Clinical Chemistry

A day in the life of a Biomedical Scientist - Clinical Chemistry

Biomedical Scientists in Clinical Chemistry typically analyse blood, DNA and bodily fluids to help the diagnosis of diseases, such as diabetes. They also carry toxicological studies, text kidney and liver functions and help to monitor therapies. 


NameRoslyn Devlin

Roslyn Devlin

Job Title

Specialist Biomedical Scientist


Clinical Chemistry

Career to date

1-year trainee biomedical scientist in Belfast laboratories (various disciplines) completing the IBMS registration portfolio

1-year Band 5 Biomedical Scientist in Biochemistry in Cumberland Infirmary, Carlisle

Band 6 Specialist Biomedical Scientist completing my IBMS Specialist Portfolio in Clinical Biochemistry


My day

I work many different shifts that cover the whole 24 hour period including day, late and night shifts.  No matter what shift I am working my main priority is to process emergency samples.  These include those from A&E, acute wards and samples that have been phoned through to the lab as urgent. 

On day shifts (8.45am-5pm) our senior biomedical scientists are responsible for allocation of work, such as what areas of the lab need to be covered and by whom.  However, if I am working a late shift or night shift, I am the sole biomedical scientist working for clinical chemistry and so I am responsible for all the work being processed. 

Late shifts begin at 3pm, and the first thing I do when I start is to find out what analysers are working (or not).  This ensures that I know which analysers to run samples on.  I also find out if there have been any issues during the day that I need to be aware of.  For example if our lab IT systems have been down or if there are issues with the GP electronic ordering system.  From 3-5pm I mostly load up routine samples onto our main analysers.  Routine work includes samples from GP surgeries and wards.  Most GP samples arrive later in the afternoon so this can be a very busy time in the main lab. 

Before the day shift staff finish, it is important that I receive a handover.

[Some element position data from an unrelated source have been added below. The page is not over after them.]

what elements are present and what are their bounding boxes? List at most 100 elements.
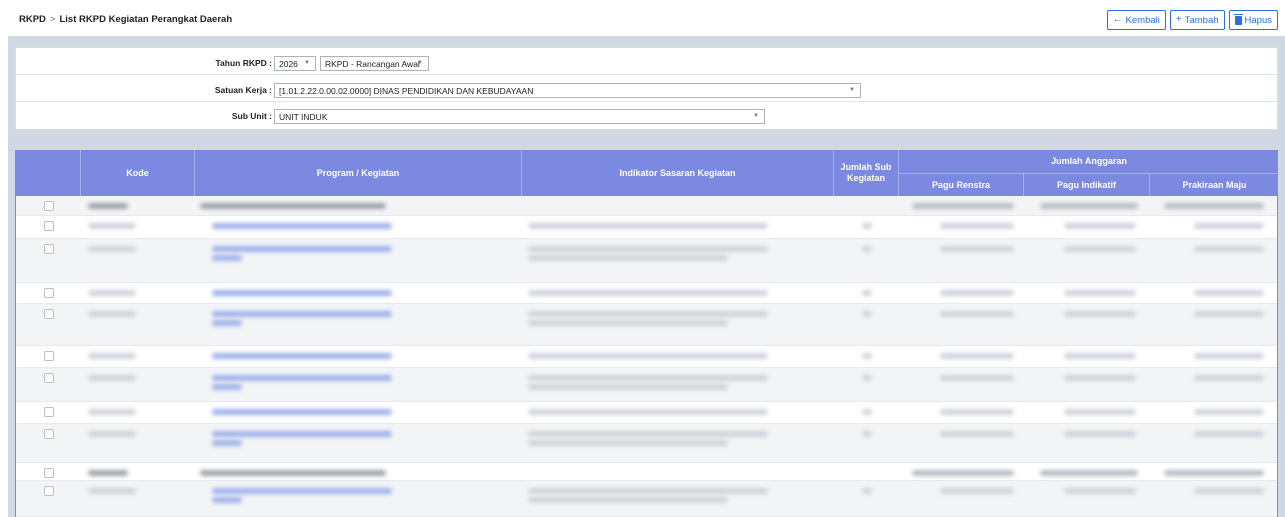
redacted-text <box>940 488 1014 494</box>
tahun-select[interactable]: 2026 ▼ <box>274 56 316 71</box>
table-row[interactable] <box>16 368 1277 402</box>
redacted-text <box>528 431 768 437</box>
row-checkbox[interactable] <box>44 407 54 417</box>
redacted-text <box>1064 246 1136 252</box>
redacted-text <box>1064 488 1136 494</box>
table-row[interactable] <box>16 463 1277 481</box>
redacted-text <box>528 320 728 326</box>
header-program[interactable]: Program / Kegiatan <box>195 150 522 196</box>
table-row[interactable] <box>16 402 1277 424</box>
row-checkbox[interactable] <box>44 221 54 231</box>
redacted-text <box>940 223 1014 229</box>
chevron-down-icon: ▼ <box>849 87 855 93</box>
table-row[interactable] <box>16 196 1277 216</box>
row-checkbox[interactable] <box>44 486 54 496</box>
table-row[interactable] <box>16 346 1277 368</box>
tahun-label: Tahun RKPD : <box>215 58 272 68</box>
redacted-text <box>528 290 768 296</box>
plus-icon: + <box>1175 14 1182 25</box>
filter-row-tahun: Tahun RKPD : 2026 ▼ RKPD - Rancangan Awa… <box>16 52 1277 75</box>
redacted-text <box>1194 353 1264 359</box>
redacted-text <box>528 353 768 359</box>
redacted-text <box>1164 470 1264 476</box>
filter-row-subunit: Sub Unit : UNIT INDUK ▼ <box>16 105 1277 128</box>
redacted-text <box>212 409 392 415</box>
redacted-text <box>1194 290 1264 296</box>
redacted-text <box>862 246 872 252</box>
redacted-text <box>88 375 136 381</box>
filter-row-satker: Satuan Kerja : [1.01.2.22.0.00.02.0000] … <box>16 79 1277 102</box>
row-checkbox[interactable] <box>44 309 54 319</box>
header-pagu-indikatif[interactable]: Pagu Indikatif <box>1024 173 1150 196</box>
row-checkbox[interactable] <box>44 373 54 383</box>
redacted-text <box>88 223 136 229</box>
table-row[interactable] <box>16 304 1277 346</box>
redacted-text <box>212 431 392 437</box>
table-row[interactable] <box>16 216 1277 239</box>
redacted-text <box>88 488 136 494</box>
redacted-text <box>88 203 128 209</box>
redacted-text <box>1064 290 1136 296</box>
tambah-button[interactable]: + Tambah <box>1169 10 1225 30</box>
header-indikator[interactable]: Indikator Sasaran Kegiatan <box>522 150 834 196</box>
redacted-text <box>862 431 872 437</box>
redacted-text <box>1040 470 1138 476</box>
tahun-value: 2026 <box>279 59 298 69</box>
top-bar: RKPD > List RKPD Kegiatan Perangkat Daerah… <box>0 0 1285 36</box>
header-prakiraan-maju[interactable]: Prakiraan Maju <box>1150 173 1277 196</box>
redacted-text <box>862 223 872 229</box>
redacted-text <box>940 353 1014 359</box>
row-checkbox[interactable] <box>44 468 54 478</box>
redacted-text <box>1194 223 1264 229</box>
row-checkbox[interactable] <box>44 288 54 298</box>
header-jumlah-sub[interactable]: Jumlah Sub Kegiatan <box>834 150 899 196</box>
redacted-text <box>212 223 392 229</box>
redacted-text <box>88 431 136 437</box>
chevron-down-icon: ▼ <box>753 113 759 119</box>
redacted-text <box>212 246 392 252</box>
redacted-text <box>212 375 392 381</box>
table-row[interactable] <box>16 283 1277 304</box>
redacted-text <box>862 353 872 359</box>
row-checkbox[interactable] <box>44 429 54 439</box>
redacted-text <box>1194 431 1264 437</box>
header-kode[interactable]: Kode <box>81 150 195 196</box>
redacted-text <box>200 470 386 476</box>
redacted-text <box>88 246 136 252</box>
filter-panel: Tahun RKPD : 2026 ▼ RKPD - Rancangan Awa… <box>15 47 1278 130</box>
redacted-text <box>528 497 728 503</box>
hapus-button[interactable]: Hapus <box>1228 10 1278 30</box>
chevron-down-icon: ▼ <box>417 60 423 66</box>
row-checkbox[interactable] <box>44 351 54 361</box>
breadcrumb-root[interactable]: RKPD <box>19 14 46 25</box>
table-row[interactable] <box>16 424 1277 463</box>
redacted-text <box>528 440 728 446</box>
redacted-text <box>528 488 768 494</box>
satker-value: [1.01.2.22.0.00.02.0000] DINAS PENDIDIKA… <box>279 86 534 96</box>
kembali-label: Kembali <box>1125 14 1160 26</box>
redacted-text <box>528 246 768 252</box>
redacted-text <box>1040 203 1138 209</box>
row-checkbox[interactable] <box>44 244 54 254</box>
redacted-text <box>1194 246 1264 252</box>
redacted-text <box>1064 353 1136 359</box>
redacted-text <box>1164 203 1264 209</box>
tahap-select[interactable]: RKPD - Rancangan Awal ▼ <box>320 56 429 71</box>
redacted-text <box>862 409 872 415</box>
header-pagu-renstra[interactable]: Pagu Renstra <box>899 173 1024 196</box>
redacted-text <box>200 203 386 209</box>
table-row[interactable] <box>16 239 1277 283</box>
redacted-text <box>212 497 242 503</box>
trash-icon <box>1233 13 1243 25</box>
kembali-button[interactable]: ← Kembali <box>1106 10 1166 30</box>
redacted-text <box>212 311 392 317</box>
subunit-select[interactable]: UNIT INDUK ▼ <box>274 109 765 124</box>
redacted-text <box>912 203 1014 209</box>
table-row[interactable] <box>16 481 1277 517</box>
redacted-text <box>528 409 768 415</box>
row-checkbox[interactable] <box>44 201 54 211</box>
satker-select[interactable]: [1.01.2.22.0.00.02.0000] DINAS PENDIDIKA… <box>274 83 861 98</box>
redacted-text <box>88 290 136 296</box>
redacted-text <box>88 470 128 476</box>
redacted-text <box>1064 223 1136 229</box>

I am informed of any issues with specific samples e.g. need phoned to clinician or GP surgery, or if there is anything I need to do in regards to urgent analyser maintenance.  At this point, I am now working alone.  This is where I start to change how I work.  I always load up the emergency samples first before starting to analyse any new routine work.  I also have to keep up to date with authorising results, and the phoning of any results that fall outside our alert limits.  For example, all glucose results less than 2.5 mmol/L and greater than 25.0 mmol/L must be phoned back to the clinician.  My aim is to try and phone as much of the abnormal results as I can to the GPs before they close at 6pm.  After this time any abnormal results requiring action need to be phoned to our Out-of-hours services that cover Forth Valley. 

From 5 - 8pm, I try to regularly load the routine samples across our main analysers.  However, this really depends on the workload, how many urgent samples I receive, how many abnormal results I have to authorise/phone.  Also if there is a problem with our analysers, e.g. it has run out of a reagent or an error occurs, I still have to ensure the emergency work is processed, and further routine work is usually stopped.  I need to ensure that I have working analysers for these tests. 

Our MLA staff who work in specimen reception finish at 8pm and from this point I am also responsible for receiving samples, booking them into our LIMS system and centrifuging them as well as analysing them.  Again, emergency requests are still my priority.  The late shift ends at 11pm and so I need to ensure that I am up to date with all emergency requests, authorising of results and telephoning of abnormal results.  The main analysers also need to be quality controlled every 6hours so this needs to be up to date.  I can then handover to the night shift biomedical scientist who will cover the lab until the next morning. 

These shifts can be very demanding and particularly stressful due to the high volume of work with minimal staffing levels.  As well as analysing all samples I also have to answer telephone calls from doctors and nurses with queries in regards to patient results, sample requirements or advice on sample collection or requesting on our electronic ordering system.  However, it is very rewarding to work through so many samples knowing that patient results are available for wards and GPs with a fast turnaround time.